Passwords - Use and Best Practice

A string of characters input by a system user to substantiate their identity, and/or authority, and/or access rights, to the computer system that they wish to use. Passwords are central to all computer systems - even sophisticated systems employing fingerprints, voice recognition, or retinal scans.

Even having chosen an 'impossible to guess' password, (See Passwords - Choosing) your management of the password will determine its effectiveness in safeguarding access to the system using your user ID and password. The following best practice guidelines should be observed.
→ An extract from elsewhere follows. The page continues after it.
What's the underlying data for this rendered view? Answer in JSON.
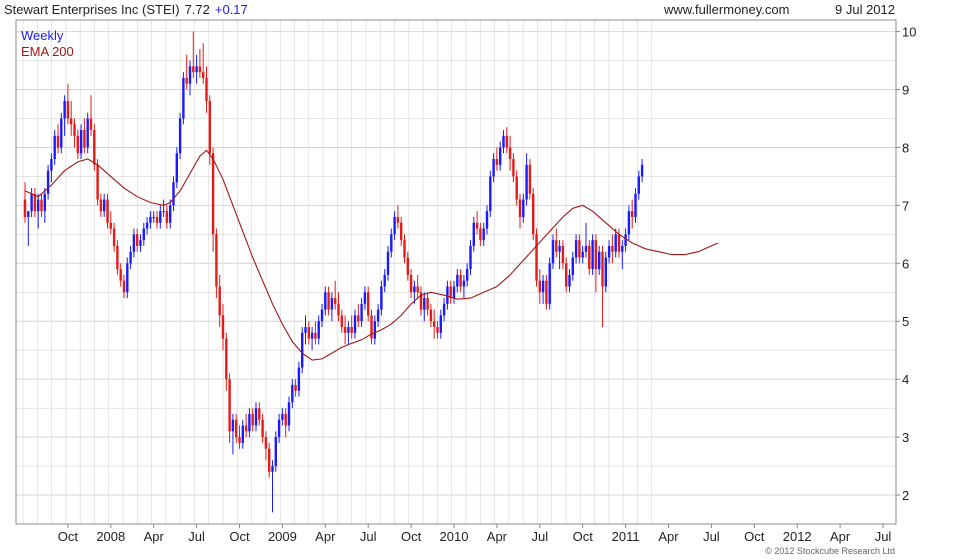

• Passwords must never (ever) be written down. The moment they are committed to a paper or a document, discovery of that paper will invalidate other security measures. A potential hacker may also witness the removal of the paper as you innocently review your password list, and this will then offer a simple target; obtain the paper and not only will 'this' password be available, but possibly those to other systems and credit card PIN numbers and perhaps your bank account etc........
• Passwords of key role holders - such as System and Network administrators - should be copied and held under dual control in a fire-resistant, secure location, to enable access to the system by an authorised person in the unavoidable absence of the password holder.
• Passwords must be changed at regular intervals, and should be chosen privately by the individual users; and although often issued initially by the IT people, the password must be changed immediately.
• Password changes must be forced if necessary by implementing an expiry period after which a user's password will not be accepted and the next attempt to log on by that user will result in a security flash to the system console.
• No sensible system would allow a 'user' to remain on-line for up to two weeks trying all possible combinations, and a lockout must be activated after a predetermined number of failed attempts or a fixed amount of time.